How about instead of a passive-aggressive ad try not showing me ads at all on my PC? It’s bad enough that it comes pre-installed and is the default.


> Want to get me to try Edge? Great -- instead of a passive-aggressive ad, try telling me how it's better than Firefox and why I'd like to use it instead. What will it get me? Better privacy? Better performance? Better development tools?

Isn't this exactly what Microsoft is doing? Clicking on the ad leads to the product download page which also describes the features.

In most cases, average users like to try software by feel, not by looking at a technical spec sheet.


Exactly this. Show me facts, what percentage of battery life will it save my _specific_ laptop compared to FF, how much faster will _my_ experience be.

Is there anything that the dev tools will allow me to do that I can't with FF Developer Edition?

In any case I'm mainly a MacOS user, but still.


Just a few days, people were celebrating new Microsoft Edge being a viable competitor to Google Chrome and how it is all good for privacy.
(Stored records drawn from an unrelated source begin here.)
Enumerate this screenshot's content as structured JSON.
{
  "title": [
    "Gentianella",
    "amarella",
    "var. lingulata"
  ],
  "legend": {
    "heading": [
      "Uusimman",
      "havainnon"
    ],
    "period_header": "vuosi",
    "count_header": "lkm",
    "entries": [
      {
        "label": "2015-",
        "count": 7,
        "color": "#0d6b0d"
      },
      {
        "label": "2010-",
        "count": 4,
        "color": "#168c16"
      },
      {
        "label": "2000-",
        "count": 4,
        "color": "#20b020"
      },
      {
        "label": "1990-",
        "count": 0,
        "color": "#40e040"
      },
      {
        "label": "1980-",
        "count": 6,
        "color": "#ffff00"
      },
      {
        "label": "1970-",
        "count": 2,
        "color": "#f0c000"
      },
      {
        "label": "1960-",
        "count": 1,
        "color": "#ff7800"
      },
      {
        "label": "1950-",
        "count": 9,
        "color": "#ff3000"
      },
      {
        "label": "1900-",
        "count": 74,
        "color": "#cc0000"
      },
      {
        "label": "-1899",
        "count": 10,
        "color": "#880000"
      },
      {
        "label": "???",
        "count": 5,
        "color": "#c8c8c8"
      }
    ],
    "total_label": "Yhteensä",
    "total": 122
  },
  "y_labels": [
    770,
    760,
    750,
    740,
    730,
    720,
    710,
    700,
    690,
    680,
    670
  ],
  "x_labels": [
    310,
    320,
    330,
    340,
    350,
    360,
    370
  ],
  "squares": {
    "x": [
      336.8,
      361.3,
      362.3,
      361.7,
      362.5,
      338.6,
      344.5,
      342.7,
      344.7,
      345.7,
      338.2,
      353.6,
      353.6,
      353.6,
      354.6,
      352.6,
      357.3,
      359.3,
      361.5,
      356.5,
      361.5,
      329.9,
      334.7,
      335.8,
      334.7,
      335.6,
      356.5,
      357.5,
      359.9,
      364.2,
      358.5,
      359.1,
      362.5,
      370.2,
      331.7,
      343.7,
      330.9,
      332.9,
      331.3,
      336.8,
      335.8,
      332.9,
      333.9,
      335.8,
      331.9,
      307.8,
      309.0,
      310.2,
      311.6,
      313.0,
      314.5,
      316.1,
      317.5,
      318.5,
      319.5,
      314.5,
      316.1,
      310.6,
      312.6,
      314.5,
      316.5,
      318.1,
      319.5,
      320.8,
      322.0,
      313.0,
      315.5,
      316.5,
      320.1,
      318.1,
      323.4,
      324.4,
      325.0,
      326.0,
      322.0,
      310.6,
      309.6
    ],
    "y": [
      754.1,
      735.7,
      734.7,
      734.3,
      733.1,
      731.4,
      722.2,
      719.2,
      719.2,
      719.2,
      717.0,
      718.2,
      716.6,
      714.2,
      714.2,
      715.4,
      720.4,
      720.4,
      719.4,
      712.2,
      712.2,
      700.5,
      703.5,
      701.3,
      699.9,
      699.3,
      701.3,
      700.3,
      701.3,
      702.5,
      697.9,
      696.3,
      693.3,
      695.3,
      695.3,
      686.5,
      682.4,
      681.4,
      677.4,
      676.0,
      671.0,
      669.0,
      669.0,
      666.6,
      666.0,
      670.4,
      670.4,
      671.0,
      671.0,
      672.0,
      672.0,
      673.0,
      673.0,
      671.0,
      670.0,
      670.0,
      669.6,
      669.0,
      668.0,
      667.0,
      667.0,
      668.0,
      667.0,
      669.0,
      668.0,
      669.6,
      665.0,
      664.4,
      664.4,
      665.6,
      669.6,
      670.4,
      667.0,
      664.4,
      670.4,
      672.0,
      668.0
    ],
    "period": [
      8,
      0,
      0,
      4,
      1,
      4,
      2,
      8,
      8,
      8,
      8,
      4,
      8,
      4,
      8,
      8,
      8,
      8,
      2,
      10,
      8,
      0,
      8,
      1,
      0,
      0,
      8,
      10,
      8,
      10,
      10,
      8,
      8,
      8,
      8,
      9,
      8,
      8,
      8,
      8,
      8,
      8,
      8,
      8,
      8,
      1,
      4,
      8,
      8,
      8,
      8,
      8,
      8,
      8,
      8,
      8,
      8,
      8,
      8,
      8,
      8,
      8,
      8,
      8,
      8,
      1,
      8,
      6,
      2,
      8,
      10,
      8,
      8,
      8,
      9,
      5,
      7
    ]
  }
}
Let the thing take some hold, then complain about monopoly.

If people want to "ban" something, they should ban "browser detection / user agent" and targeted ads based on that.

If some state in "middle america" ran an ad targeted at users in SF stating "move to xyz, your life will be better", is that intrusive too? Well, then ban all targeted ads.


Win XP and Win7 was my all time fav microsoft OS. Screw 10. So much data collection and noise.


Not strong enough. Remember: Microsoft hearts linux.